Paperless is the way to go to eliminate errors, say Detroit Medical Center chiefs
The Detroit Medical Center is touting its 100 percent medication verification system in the wake of actor Dennis Quaid's March 10 appearance on "The Oprah Winfrey Show" to discuss medication safety.
Quaid, whose twin babies received a nearly fatal dose of blood thinner while hospitalized at Cedars-Sinai Medical Center in Los Angeles in 2007, told the audience that computerized recordkeeping and barcoding in hospitals could have prevented the medication error that nearly killed his children. He called for a paperless system of "medication verification" that could eliminate such dangerous medication mistakes in hospitals.
An electronic medical record is already in place at Detroit Medical Center - as it is at many hospitals across the country - and medication verification scanning began in April 2006, with all DMC hospitals completing the project in May 2007.
The system requires that physician orders, test results and other patient records be collected and processed online. The new technology reduces the risk of potentially dangerous medication errors by as much as 90 percent, since it prohibits all handwriting in the prescribing and dispensing of drugs, according to DMC executives.
The new 100 percent electronic medication verification for managing medications calls for repeated scanning of electronic barcodes by caregivers, with verified accuracy checks when the medication is ordered, dispensed and given to the patient.
In May 2007, the DMC's paperless record-keeping system, powered by Kansas City, Mo.-based Cerner, became fully operational in all eight hospitals.
"This is a significant step forward in delivering better care to hospital patients," said Leland Babitch, MD, chief medical information officer at the DMC.
Babitch said evidence shows that EMR systems reduce medical errors. "Recent national studies show that at least 7 percent of hospital patients are affected by these errors," he said. "The data also show clearly that effectively managed EMR systems can eliminate most of them."
Babitch said medication mistakes adversely affect one out of every 50 patients admitted to U.S. hospitals.
"Many of the mistakes involve handwriting-related issues," he said. "But the new EMR system prohibits physicians and other caregivers from using handwriting at all in the care of patients, which is a major step forward. With more than 93,000 patients admitted to DMC hospitals each year, finding ways to reduce the rate of errors is of paramount concern for all of us."
DMC President and CEO Michael Duggan said the recent introduction of EMR is only the latest in a long series of pioneering breakthroughs for the system. "With the launch of electronic medical record-keeping, the DMC is once again leading the nation in pioneering technology designed to improve medical care for patients," he said.
"DMC physicians conducted the world's first successful pump-assisted open-heart surgery here in the 1950s," Duggan said, "and DMC researchers only a few decades later synthesized the first effective AIDS drug (AZT). With the installation of EMR throughout all eight of our hospitals, the DMC has once again broken new ground in the continuing effort to make treatment better for hospital patients."

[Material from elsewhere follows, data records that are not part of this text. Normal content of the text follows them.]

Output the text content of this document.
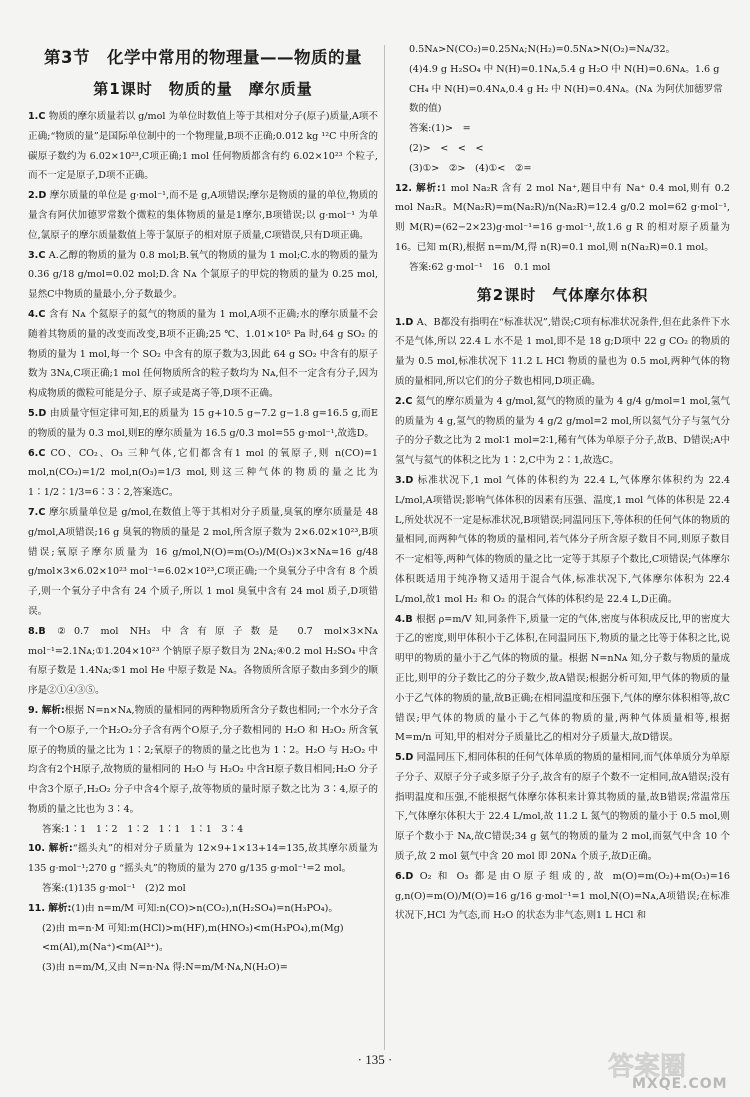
第3节　化学中常用的物理量——物质的量
第1课时　物质的量　摩尔质量

1.C 物质的摩尔质量若以 g/mol 为单位时数值上等于其相对分子(原子)质量,A项不正确;“物质的量”是国际单位制中的一个物理量,B项不正确;0.012 kg ¹²C 中所含的碳原子数约为 6.02×10²³,C项正确;1 mol 任何物质都含有约 6.02×10²³ 个粒子,而不一定是原子,D项不正确。

2.D 摩尔质量的单位是 g·mol⁻¹,而不是 g,A项错误;摩尔是物质的量的单位,物质的量含有阿伏加德罗常数个微粒的集体物质的量是1摩尔,B项错误;以 g·mol⁻¹ 为单位,氯原子的摩尔质量数值上等于氯原子的相对原子质量,C项错误,只有D项正确。

3.C A.乙醇的物质的量为 0.8 mol;B.氧气的物质的量为 1 mol;C.水的物质的量为 0.36 g/18 g/mol=0.02 mol;D.含 Nᴀ 个氯原子的甲烷的物质的量为 0.25 mol,显然C中物质的量最小,分子数最少。

4.C 含有 Nᴀ 个氦原子的氦气的物质的量为 1 mol,A项不正确;水的摩尔质量不会随着其物质的量的改变而改变,B项不正确;25 ℃、1.01×10⁵ Pa 时,64 g SO₂ 的物质的量为 1 mol,每一个 SO₂ 中含有的原子数为3,因此 64 g SO₂ 中含有的原子数为 3Nᴀ,C项正确;1 mol 任何物质所含的粒子数均为 Nᴀ,但不一定含有分子,因为构成物质的微粒可能是分子、原子或是离子等,D项不正确。

5.D 由质量守恒定律可知,E的质量为 15 g+10.5 g−7.2 g−1.8 g=16.5 g,而E的物质的量为 0.3 mol,则E的摩尔质量为 16.5 g/0.3 mol=55 g·mol⁻¹,故选D。

6.C CO、CO₂、O₃ 三种气体,它们都含有1 mol 的氧原子,则 n(CO)=1 mol,n(CO₂)=1/2 mol,n(O₃)=1/3 mol,则这三种气体的物质的量之比为 1∶1/2∶1/3=6∶3∶2,答案选C。

7.C 摩尔质量单位是 g/mol,在数值上等于其相对分子质量,臭氧的摩尔质量是 48 g/mol,A项错误;16 g 臭氧的物质的量是 2 mol,所含原子数为 2×6.02×10²³,B项错误;氧原子摩尔质量为 16 g/mol,N(O)=m(O₃)/M(O₃)×3×Nᴀ=16 g/48 g/mol×3×6.02×10²³ mol⁻¹=6.02×10²³,C项正确;一个臭氧分子中含有 8 个质子,则一个氧分子中含有 24 个质子,所以 1 mol 臭氧中含有 24 mol 质子,D项错误。

8.B ②0.7 mol NH₃ 中含有原子数是 0.7 mol×3×Nᴀ mol⁻¹=2.1Nᴀ;①1.204×10²³ 个钠原子原子数目为 2Nᴀ;④0.2 mol H₂SO₄ 中含有原子数是 1.4Nᴀ;⑤1 mol He 中原子数是 Nᴀ。各物质所含原子数由多到少的顺序是②①④③⑤。

9. 解析:根据 N=n×Nᴀ,物质的量相同的两种物质所含分子数也相同;一个水分子含有一个O原子,一个H₂O₂分子含有两个O原子,分子数相同的 H₂O 和 H₂O₂ 所含氧原子的物质的量之比为 1∶2;氧原子的物质的量之比也为 1∶2。H₂O 与 H₂O₂ 中均含有2个H原子,故物质的量相同的 H₂O 与 H₂O₂ 中含H原子数目相同;H₂O 分子中含3个原子,H₂O₂ 分子中含4个原子,故等物质的量时原子数之比为 3∶4,原子的物质的量之比也为 3∶4。

答案:1∶1　1∶2　1∶2　1∶1　1∶1　3∶4

10. 解析:“摇头丸”的相对分子质量为 12×9+1×13+14=135,故其摩尔质量为 135 g·mol⁻¹;270 g “摇头丸”的物质的量为 270 g/135 g·mol⁻¹=2 mol。

答案:(1)135 g·mol⁻¹　(2)2 mol

11. 解析:(1)由 n=m/M 可知:n(CO)>n(CO₂),n(H₂SO₄)=n(H₃PO₄)。

(2)由 m=n·M 可知:m(HCl)>m(HF),m(HNO₃)<m(H₃PO₄),m(Mg)<m(Al),m(Na⁺)<m(Al³⁺)。

(3)由 n=m/M,又由 N=n·Nᴀ 得:N=m/M·Nᴀ,N(H₂O)=

0.5Nᴀ>N(CO₂)=0.25Nᴀ;N(H₂)=0.5Nᴀ>N(O₂)=Nᴀ/32。

(4)4.9 g H₂SO₄ 中 N(H)=0.1Nᴀ,5.4 g H₂O 中 N(H)=0.6Nᴀ。1.6 g CH₄ 中 N(H)=0.4Nᴀ,0.4 g H₂ 中 N(H)=0.4Nᴀ。(Nᴀ 为阿伏加德罗常数的值)

答案:(1)>　=

(2)>　<　<　<

(3)①>　②>　(4)①<　②=

12. 解析:1 mol Na₂R 含有 2 mol Na⁺,题目中有 Na⁺ 0.4 mol,则有 0.2 mol Na₂R。M(Na₂R)=m(Na₂R)/n(Na₂R)=12.4 g/0.2 mol=62 g·mol⁻¹,则 M(R)=(62−2×23)g·mol⁻¹=16 g·mol⁻¹,故1.6 g R 的相对原子质量为16。已知 m(R),根据 n=m/M,得 n(R)=0.1 mol,则 n(Na₂R)=0.1 mol。

答案:62 g·mol⁻¹　16　0.1 mol

第2课时　气体摩尔体积

1.D A、B都没有指明在“标准状况”,错误;C项有标准状况条件,但在此条件下水不是气体,所以 22.4 L 水不是 1 mol,即不是 18 g;D项中 22 g CO₂ 的物质的量为 0.5 mol,标准状况下 11.2 L HCl 物质的量也为 0.5 mol,两种气体的物质的量相同,所以它们的分子数也相同,D项正确。

2.C 氦气的摩尔质量为 4 g/mol,氦气的物质的量为 4 g/4 g/mol=1 mol,氢气的质量为 4 g,氢气的物质的量为 4 g/2 g/mol=2 mol,所以氦气分子与氢气分子的分子数之比为 2 mol∶1 mol=2∶1,稀有气体为单原子分子,故B、D错误;A中氢气与氦气的体积之比为 1∶2,C中为 2∶1,故选C。

3.D 标准状况下,1 mol 气体的体积约为 22.4 L,气体摩尔体积约为 22.4 L/mol,A项错误;影响气体体积的因素有压强、温度,1 mol 气体的体积是 22.4 L,所处状况不一定是标准状况,B项错误;同温同压下,等体积的任何气体的物质的量相同,而两种气体的物质的量相同,若气体分子所含原子数目不同,则原子数目不一定相等,两种气体的物质的量之比一定等于其原子个数比,C项错误;气体摩尔体积既适用于纯净物又适用于混合气体,标准状况下,气体摩尔体积为 22.4 L/mol,故1 mol H₂ 和 O₂ 的混合气体的体积约是 22.4 L,D正确。

4.B 根据 ρ=m/V 知,同条件下,质量一定的气体,密度与体积成反比,甲的密度大于乙的密度,则甲体积小于乙体积,在同温同压下,物质的量之比等于体积之比,说明甲的物质的量小于乙气体的物质的量。根据 N=nNᴀ 知,分子数与物质的量成正比,则甲的分子数比乙的分子数少,故A错误;根据分析可知,甲气体的物质的量小于乙气体的物质的量,故B正确;在相同温度和压强下,气体的摩尔体积相等,故C错误;甲气体的物质的量小于乙气体的物质的量,两种气体质量相等,根据 M=m/n 可知,甲的相对分子质量比乙的相对分子质量大,故D错误。

5.D 同温同压下,相同体积的任何气体单质的物质的量相同,而气体单质分为单原子分子、双原子分子或多原子分子,故含有的原子个数不一定相同,故A错误;没有指明温度和压强,不能根据气体摩尔体积来计算其物质的量,故B错误;常温常压下,气体摩尔体积大于 22.4 L/mol,故 11.2 L 氮气的物质的量小于 0.5 mol,则原子个数小于 Nᴀ,故C错误;34 g 氨气的物质的量为 2 mol,而氨气中含 10 个质子,故 2 mol 氨气中含 20 mol 即 20Nᴀ 个质子,故D正确。

6.D O₂ 和 O₃ 都是由O原子组成的,故 m(O)=m(O₂)+m(O₃)=16 g,n(O)=m(O)/M(O)=16 g/16 g·mol⁻¹=1 mol,N(O)=Nᴀ,A项错误;在标准状况下,HCl 为气态,而 H₂O 的状态为非气态,则1 L HCl 和

· 135 ·	答案圈
MXQE.COM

"There's no question that the yearly toll caused by medical errors is one of the great tragedies of modern medicine," said Thomas Malone, MD, president of Harper University Hospital and Hutzel Women's Hospital, which are part of the DMC network. "But there's a great deal of research out there to show that the kind of electronic record-keeping now taking place daily at the DMC can eliminate a high percentage of these potentially lethal mistakes."